In the case of China, more moderate growth is also attributable to the new leaders' intention to take the necessary steps to reorient the economy. They stated that they were prepared to accept slower growth (the target being 7.5% for 2013) to give themselves time to put in place a model based more on consumption and less on fixed investment. To foster the transition, they also plan to impose stricter oversight on the banking sector and to liberalize interest rates.

Weaker economic activity in China had an impact on growth in the other emerging markets. In recent years, emerging market economies have significantly increased their trade linkages. The slowdown in Chinese goods production and fixed investment has especially affected commodity producers such as Brazil. The performance of Brazil - like that of other countries - also suffered because of significant rigidity in key markets and an infrastructure deficit.

Emerging markets: moderate economic growth
Annual GDP growth in the BRIC countries
A chart is available on the Caisse's website

Québec and Canada
Over the past few quarters, Québec and Canada entered a period of modest growth characterized, amongst other things, by the need to focus their economies more on exports and less on domestic demand.
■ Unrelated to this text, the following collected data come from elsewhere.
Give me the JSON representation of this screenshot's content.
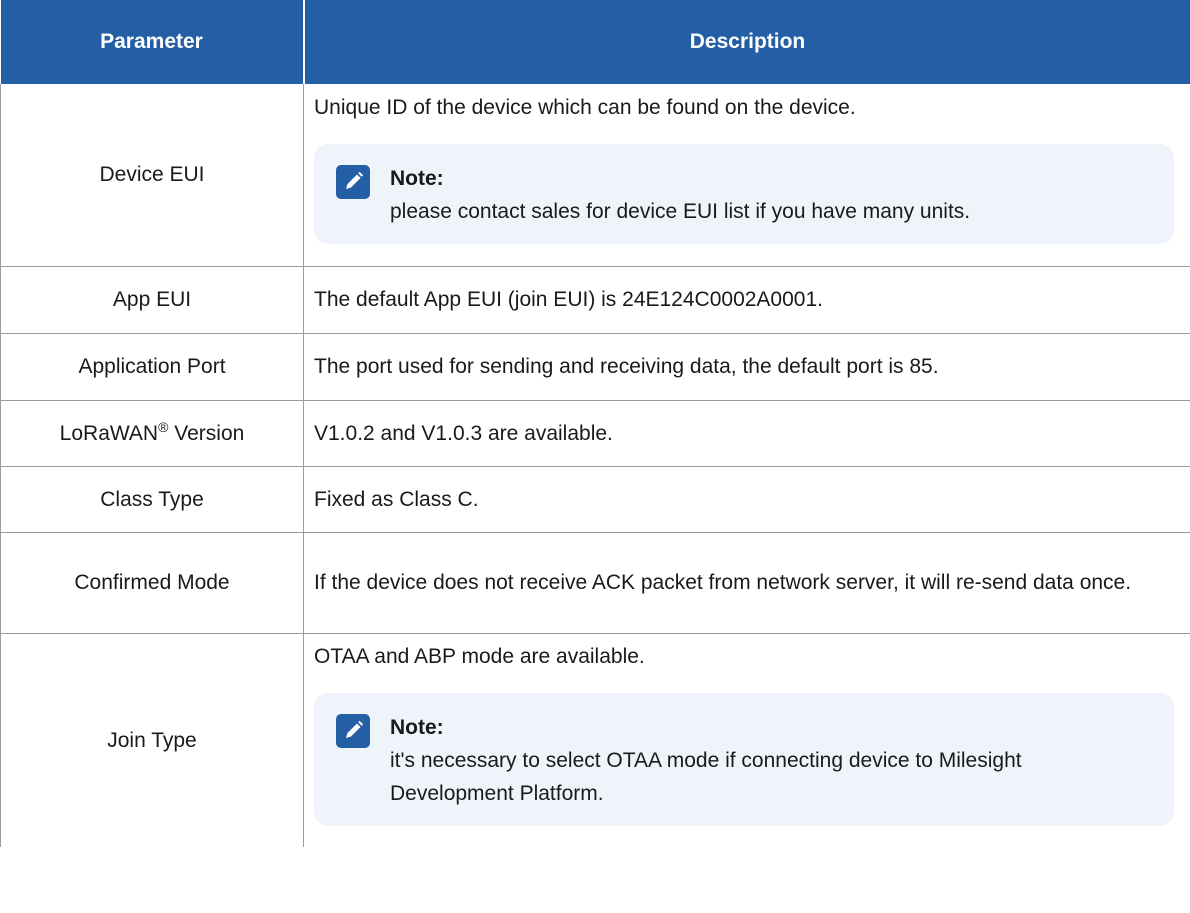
{
  "table": {
    "headers": {
      "parameter": "Parameter",
      "description": "Description"
    },
    "rows": [
      {
        "parameter": "Device EUI",
        "description": "Unique ID of the device which can be found on the device.",
        "note": {
          "title": "Note:",
          "body": "please contact sales for device EUI list if you have many units."
        }
      },
      {
        "parameter": "App EUI",
        "description": "The default App EUI (join EUI) is 24E124C0002A0001."
      },
      {
        "parameter": "Application Port",
        "description": "The port used for sending and receiving data, the default port is 85."
      },
      {
        "parameter": "LoRaWAN",
        "parameter_sup": "®",
        "parameter_suffix": " Version",
        "description": "V1.0.2 and V1.0.3 are available."
      },
      {
        "parameter": "Class Type",
        "description": "Fixed as Class C."
      },
      {
        "parameter": "Confirmed Mode",
        "description": "If the device does not receive ACK packet from network server, it will re-send data once."
      },
      {
        "parameter": "Join Type",
        "description": "OTAA and ABP mode are available.",
        "note": {
          "title": "Note:",
          "body": "it's necessary to select OTAA mode if connecting device to Milesight Development Platform."
        }
      }
    ]
  },
  "colors": {
    "header_bg": "#245fa6",
    "header_text": "#ffffff",
    "note_bg": "#eef4f9",
    "note_icon": "#245fa6",
    "border": "#9a9a9a"
  },
  "icons": {
    "note": "pencil-note-icon"
  }
}
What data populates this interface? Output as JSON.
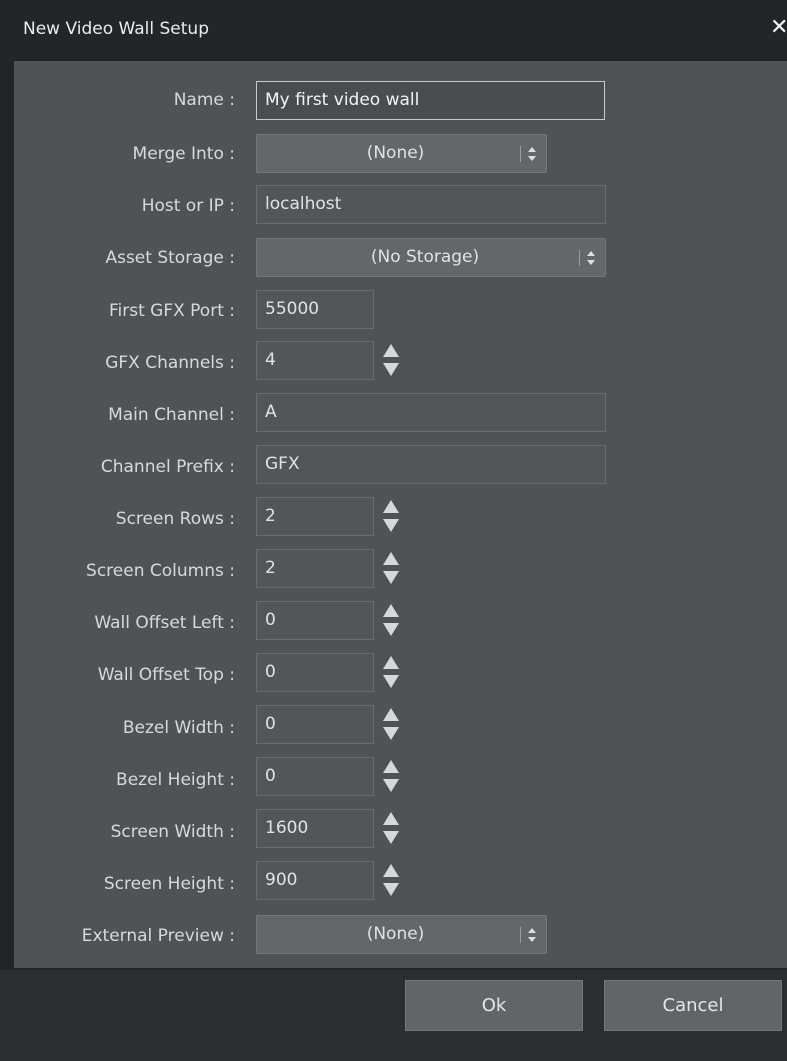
{
  "window": {
    "title": "New Video Wall Setup",
    "close_glyph": "✕"
  },
  "form": {
    "name": {
      "label": "Name :",
      "value": "My first video wall"
    },
    "merge_into": {
      "label": "Merge Into :",
      "value": "(None)"
    },
    "host_or_ip": {
      "label": "Host or IP :",
      "value": "localhost"
    },
    "asset_storage": {
      "label": "Asset Storage :",
      "value": "(No Storage)"
    },
    "first_gfx_port": {
      "label": "First GFX Port :",
      "value": "55000"
    },
    "gfx_channels": {
      "label": "GFX Channels :",
      "value": "4"
    },
    "main_channel": {
      "label": "Main Channel :",
      "value": "A"
    },
    "channel_prefix": {
      "label": "Channel Prefix :",
      "value": "GFX"
    },
    "screen_rows": {
      "label": "Screen Rows :",
      "value": "2"
    },
    "screen_columns": {
      "label": "Screen Columns :",
      "value": "2"
    },
    "wall_offset_left": {
      "label": "Wall Offset Left :",
      "value": "0"
    },
    "wall_offset_top": {
      "label": "Wall Offset Top :",
      "value": "0"
    },
    "bezel_width": {
      "label": "Bezel Width :",
      "value": "0"
    },
    "bezel_height": {
      "label": "Bezel Height :",
      "value": "0"
    },
    "screen_width": {
      "label": "Screen Width :",
      "value": "1600"
    },
    "screen_height": {
      "label": "Screen Height :",
      "value": "900"
    },
    "external_preview": {
      "label": "External Preview :",
      "value": "(None)"
    }
  },
  "buttons": {
    "ok": "Ok",
    "cancel": "Cancel"
  },
  "icons": {
    "close": "close-icon",
    "dropdown": "updown-chevron-icon",
    "spinner": "spinner-arrows-icon"
  }
}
Importantly, the latest external-trade developments are positive: improvements in the U.S. private sector, combined with the slight depreciation of the Canadian dollar, have increased demand for products manufactured in Québec and Canada, which is favorable for exports.

The TSX Index lost a little ground in the first half, primarily because of low prices for commodities, especially gold. Long-term interest rates were up almost 65 basis points in the wake of higher rates in the United States.
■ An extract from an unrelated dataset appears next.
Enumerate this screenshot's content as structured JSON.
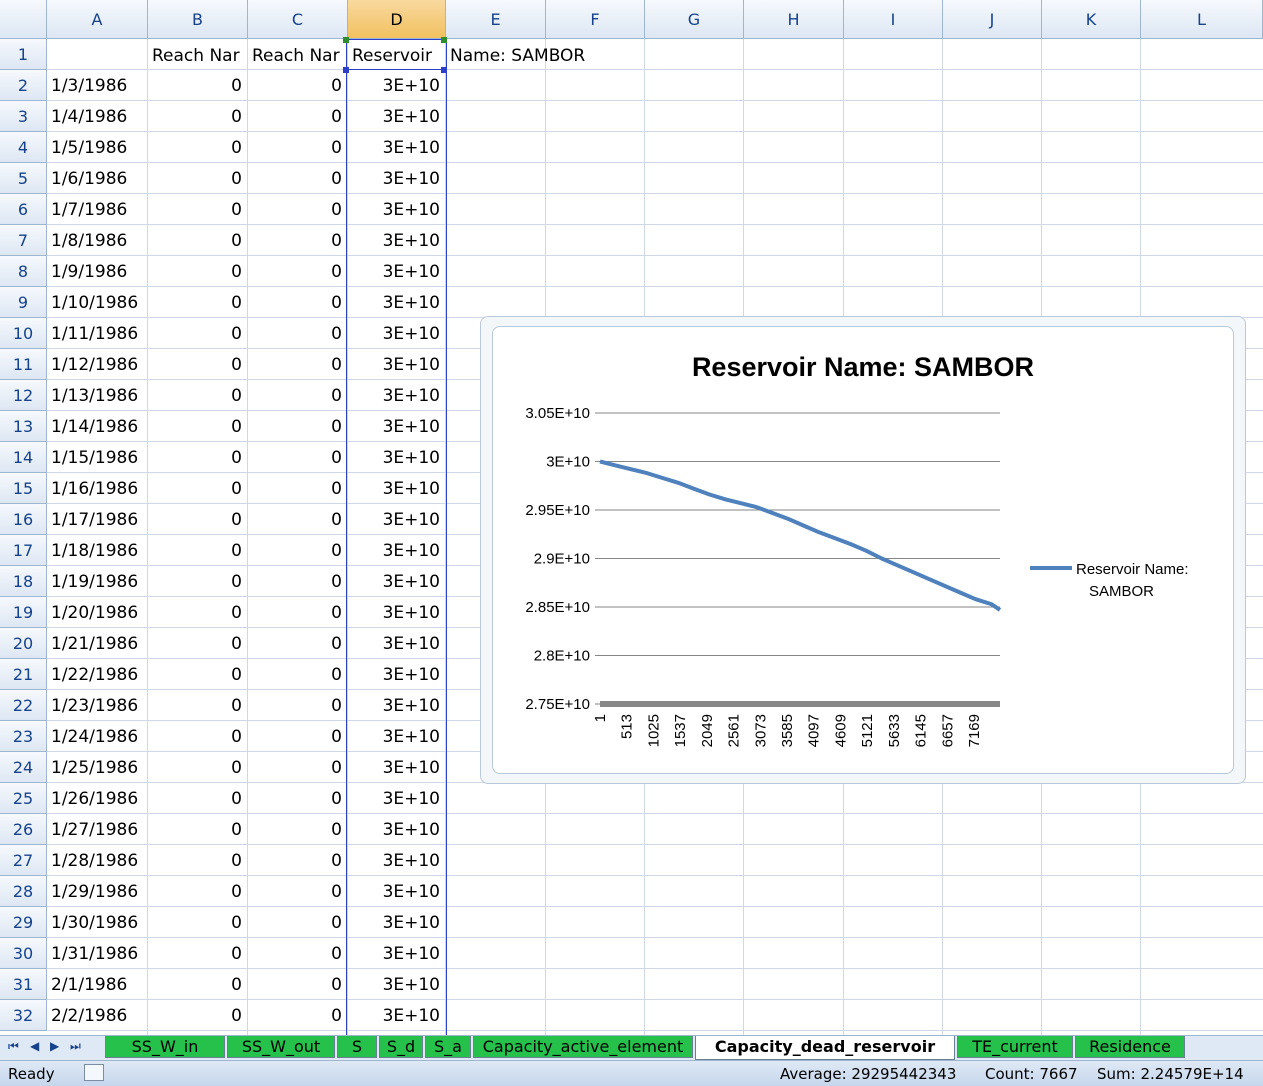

Two economies to be reoriented from
domestic demand to exports
A chart is available on the Caisse's website

Global economic growth continues to be modest but many countries have made substantial progress in addressing the problems that have beset their economies in recent years. The United States is gaining control over its debt, Japan has finally introduced a credible monetary policy to end its deflationary spiral, some European countries have put in place appropriate structural reforms and China has begun to overhaul its financial system and shift its economy more to the private sector. In this context, 2013 appears to be a year of transition toward a more robust global economy with a higher rate of growth. But, for that to happen, strong policy implementation must continue in many countries, especially in the eurozone and emerging market economies.